At 4:40am on the 24th of June 2016, I tried to wake up my flatmates whilst I sobbed. We, in a free and fair referendum, had voted to leave the European Union. I had been a polling agent for the Stronger In Europe campaign and the Leave propaganda was almost trivial in Scotland because it just didn’t seem possible. I had said that surely it couldn’t happen, we were safe. When it did, I thought it was the biggest political catastrophe of our lifetimes.
On the 8th November 2016, I sat with about 15 friends in Santa Cruz, California on my year abroad. We were all clad in suits and dresses as we had joked about how the election deserved our respect. We ordered pizza, excited for the night ahead, making a drinking game out of the swing states. Soon after, the mood began to shift. Zain, my Muslim, Pakistani-American friend, sat with his arm around me as I cried when reality began to set in. “What’s going to happen to the brown people like me?” he asked in a quiet, joking voice. He was trying to be lighthearted, but we knew that concern was serious. Once it became clear which way the election would go, people began to mobilise on campus. Over 2,000 students marched defiantly, chanting “Mexico”, “F*** Donald Trump”, and “Love Trumps Hate”.
I have never felt so disheartened and so demoralised as I did when we found out that ‘the Donald’ was soon to be ‘President-Elect Trump’. I told my friends that I didn’t know what the point in being a politically engaged young person was anymore; I couldn’t understand how I ended up feeling so betrayed by both countries.
The morning after the election, Marisela, my Mexican-American roommate, spoke of the uncertainty for her family of immigrants. We cried as we watched Hillary Clinton’s concession speech urging young people not to lose hope. Students told tales of their professors breaking down midway through lectures. My Constitutional Law class was put on hold as the Professor hosted an emotional discussion on fear instead, with ‘Welcome to the Apocalypse’ written on the blackboard.

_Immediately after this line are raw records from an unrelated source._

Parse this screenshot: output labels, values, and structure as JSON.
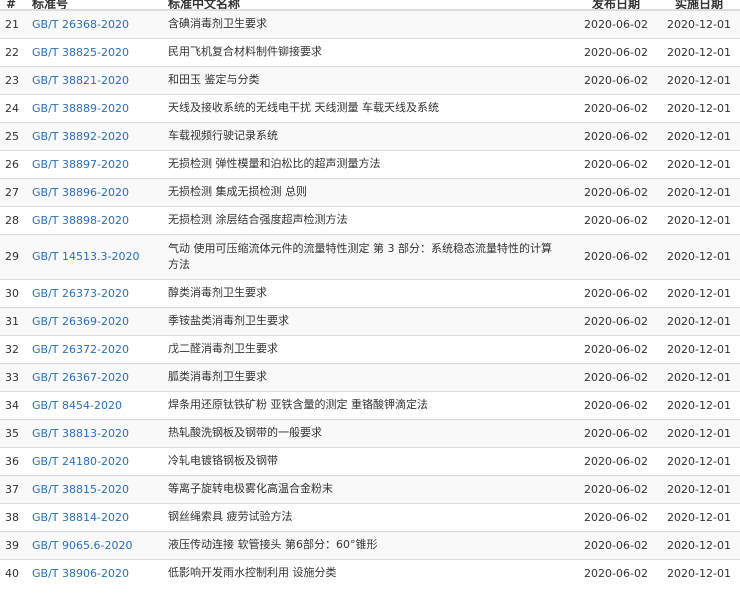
{
  "headers": {
    "num": "#",
    "code": "标准号",
    "title": "标准中文名称",
    "publish": "发布日期",
    "effective": "实施日期"
  },
  "rows": [
    {
      "num": "21",
      "code": "GB/T 26368-2020",
      "title": "含碘消毒剂卫生要求",
      "publish": "2020-06-02",
      "effective": "2020-12-01"
    },
    {
      "num": "22",
      "code": "GB/T 38825-2020",
      "title": "民用飞机复合材料制件铆接要求",
      "publish": "2020-06-02",
      "effective": "2020-12-01"
    },
    {
      "num": "23",
      "code": "GB/T 38821-2020",
      "title": "和田玉 鉴定与分类",
      "publish": "2020-06-02",
      "effective": "2020-12-01"
    },
    {
      "num": "24",
      "code": "GB/T 38889-2020",
      "title": "天线及接收系统的无线电干扰 天线测量 车载天线及系统",
      "publish": "2020-06-02",
      "effective": "2020-12-01"
    },
    {
      "num": "25",
      "code": "GB/T 38892-2020",
      "title": "车载视频行驶记录系统",
      "publish": "2020-06-02",
      "effective": "2020-12-01"
    },
    {
      "num": "26",
      "code": "GB/T 38897-2020",
      "title": "无损检测 弹性模量和泊松比的超声测量方法",
      "publish": "2020-06-02",
      "effective": "2020-12-01"
    },
    {
      "num": "27",
      "code": "GB/T 38896-2020",
      "title": "无损检测 集成无损检测 总则",
      "publish": "2020-06-02",
      "effective": "2020-12-01"
    },
    {
      "num": "28",
      "code": "GB/T 38898-2020",
      "title": "无损检测 涂层结合强度超声检测方法",
      "publish": "2020-06-02",
      "effective": "2020-12-01"
    },
    {
      "num": "29",
      "code": "GB/T 14513.3-2020",
      "title": "气动 使用可压缩流体元件的流量特性测定 第 3 部分：系统稳态流量特性的计算方法",
      "title_line1": "气动 使用可压缩流体元件的流量特性测定 第 3 部分：系统稳态流量特性的计算",
      "title_line2": "方法",
      "publish": "2020-06-02",
      "effective": "2020-12-01"
    },
    {
      "num": "30",
      "code": "GB/T 26373-2020",
      "title": "醇类消毒剂卫生要求",
      "publish": "2020-06-02",
      "effective": "2020-12-01"
    },
    {
      "num": "31",
      "code": "GB/T 26369-2020",
      "title": "季铵盐类消毒剂卫生要求",
      "publish": "2020-06-02",
      "effective": "2020-12-01"
    },
    {
      "num": "32",
      "code": "GB/T 26372-2020",
      "title": "戊二醛消毒剂卫生要求",
      "publish": "2020-06-02",
      "effective": "2020-12-01"
    },
    {
      "num": "33",
      "code": "GB/T 26367-2020",
      "title": "胍类消毒剂卫生要求",
      "publish": "2020-06-02",
      "effective": "2020-12-01"
    },
    {
      "num": "34",
      "code": "GB/T 8454-2020",
      "title": "焊条用还原钛铁矿粉 亚铁含量的测定 重铬酸钾滴定法",
      "publish": "2020-06-02",
      "effective": "2020-12-01"
    },
    {
      "num": "35",
      "code": "GB/T 38813-2020",
      "title": "热轧酸洗钢板及钢带的一般要求",
      "publish": "2020-06-02",
      "effective": "2020-12-01"
    },
    {
      "num": "36",
      "code": "GB/T 24180-2020",
      "title": "冷轧电镀铬钢板及钢带",
      "publish": "2020-06-02",
      "effective": "2020-12-01"
    },
    {
      "num": "37",
      "code": "GB/T 38815-2020",
      "title": "等离子旋转电极雾化高温合金粉末",
      "publish": "2020-06-02",
      "effective": "2020-12-01"
    },
    {
      "num": "38",
      "code": "GB/T 38814-2020",
      "title": "钢丝绳索具 疲劳试验方法",
      "publish": "2020-06-02",
      "effective": "2020-12-01"
    },
    {
      "num": "39",
      "code": "GB/T 9065.6-2020",
      "title": "液压传动连接 软管接头 第6部分：60°锥形",
      "publish": "2020-06-02",
      "effective": "2020-12-01"
    },
    {
      "num": "40",
      "code": "GB/T 38906-2020",
      "title": "低影响开发雨水控制利用 设施分类",
      "publish": "2020-06-02",
      "effective": "2020-12-01"
    }
  ],
  "colors": {
    "link": "#2a6fb8",
    "text": "#333333",
    "border": "#dddddd",
    "stripe": "#f9f9f9"
  }
}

It is despicable that the winner of the Electoral College doesn’t have to win the popular vote. No doubt there are deep-rooted problems in the American political system. But Trump’s success was not his alone, but his voters’ too. Whether you see it as a success or failure, he won the presidency through legitimate means, and the message it sends is much bigger than one man. I know liberals who were rightfully appalled by Trump refusing to promise to accept the election results and threatening to sue if he lost; that are now protesting the result themselves because it didn’t go the way they wanted. We shouldn’t protest against democracy. We should rally to enhance it. We should challenge Trump along every step of the way, on his repulsive behaviour and terrifying policy proposals.
Millions of Americans felt the disenfranchisement on November 8th that was felt by millions of Brits on June 24th. In both, the difference in rural versus urban results were significant, as well as economic and educational backgrounds. The cracks of division have deepened and the rhetoric is becoming only more hateful. But this is the time to engage and do all we can to unite. Above all, we cannot be beaten by complacency and apathy. If that happens it will empower and legitimise this hate, and eventually it will be the narrative we expect from our politicians. As put by President Obama, “we all go forward with a presumption of good faith in our fellow citizens”.
One of the kindest people I have met on my year abroad is an undocumented Guatemalan immigrant, a prime example of a victim of the poisonous hate that Trump espouses. He now lives in fear everyday. The glass ceiling wasn’t shattered into pieces like many, including me, hoped. Dark times lie ahead for both Brits and Americans that will only be made worse if everyday citizens forget the audacity of hope.